I soon found some slightly soiled copies of his work at the local second hand bookstore, and I was off. His work had a vitality that was often missing in other pulp pastiches, and he always remembered that while man was reaching for the stars, he was mired in physical desires. Sex and death often intertwined, which was incredibly appealing as a teenager, and gave his stories their own swagger.

And, best of all, he made connections between fictions that was remarkably addictive, building up this vast chronology of the fantastic, dating back thousands of years to the time of Opar, and pushing these stale old heroes into strange new territories.

His books could still prove maddeningly hard to find – I still haven't read the Mad Goblin/Lord of The Trees stories, because I've never seen them bloody anywhere – but I still couldn't get enough of this kind of obsessive cataloguing.
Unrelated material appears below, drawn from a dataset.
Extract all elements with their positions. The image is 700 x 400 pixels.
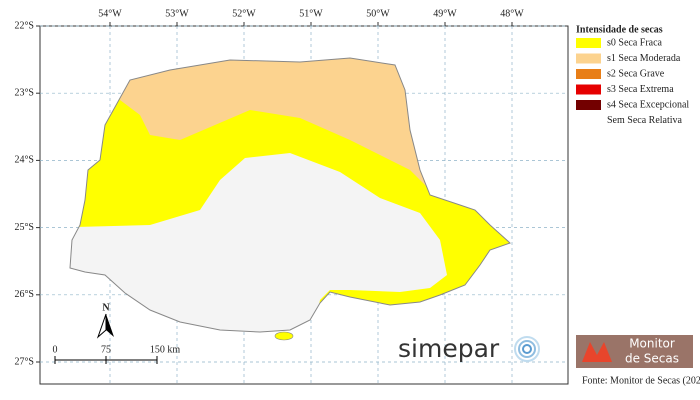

And as Farmer ended up tying more and more characters into the same world – the world of the Wold Newton family – I was there for the ride.


There were other writers who did similar things before Farmer, and there had been intricate fictional universes in the world of comic books, but not on the scale that Farmer worked on. In his fantastic fictional biographies of Tarzan and Doc Savage, he laid out a vast tapestry of ultra-heroism, all dating them back together to a single event – the falling of a meteor in England in 1778.

This real-life event was, in Farmer's hands, the catalyst for all the great heroes of 20th century action yarns, spawning legacies of grey-eyed and steel-jawed heroes. They were often related, and Farmer sometimes even made the argument that different heroes were the same person, cracking under the weight of multiple identities and convoluted histories.


In a long career full of brilliant ideas, this was Farmer's greatest. Bringing the heroes together, and saying they all existed in the same fictional world, was a fantastically strong idea that still resonates, today, and still produces fictions that make billions and billions of dollars.

Farmer's ideas of a shared world reached some strange moment of perfection in the slightly sleazy prose of A Feast Unknown, promising a universe where everything counted, and where everything was connected. It's a small world in the pulp universe, where these indomitable heroes could barely go to the store without stumbling across some other adventurer on a desperate mission of their own, teaming up for the greater good.

It's an idea that has been almost totally drained of anything exciting and new now, and recent attempts to build shared universes in movies and comics and novels has led to some regrettable efforts, but they can still prove both artistically and commercially viable, and both the successes and failures all owe their debt to Farmer.


Philip Jose Farmer merged with the infinite in 2009, but the ideas he left behind are getting bigger and bigger, as shared universes become the ultimate breeding grounds for lucrative franchises.

Farmer really tied it all together, and it's an idea that had been refined with a number of rollicking League of extraordinary Gentlemen stories by Moore and O'Neill, or Kim Newman's bloody fangtastic Anno Dracula series, and anything becomes possible, and anyone can meet anyone.

Farmer sometimes wrote himself into his own stories, using the most obvious pseudonyms, which means that while he is no longer with us, he lives on in his own fiction. Maybe one day we will wake up on a Riverworld, and he'll be there. I doubt he'll be smug if he was proven to be right about everything, but I'm sure he'd be proud.

1 comment:

  1. Great write up. I read Lord Tyger during my stint in jail, and everything you said is true. He was desperately concerned for his characters. Their earnestness and the crazy, sexy, practically "realistic" lives just rang more honest than any of the other fantasy brick in the can. I love him. Thankfully, I live in a city that fetishizes books, so I have yet to run out of supply!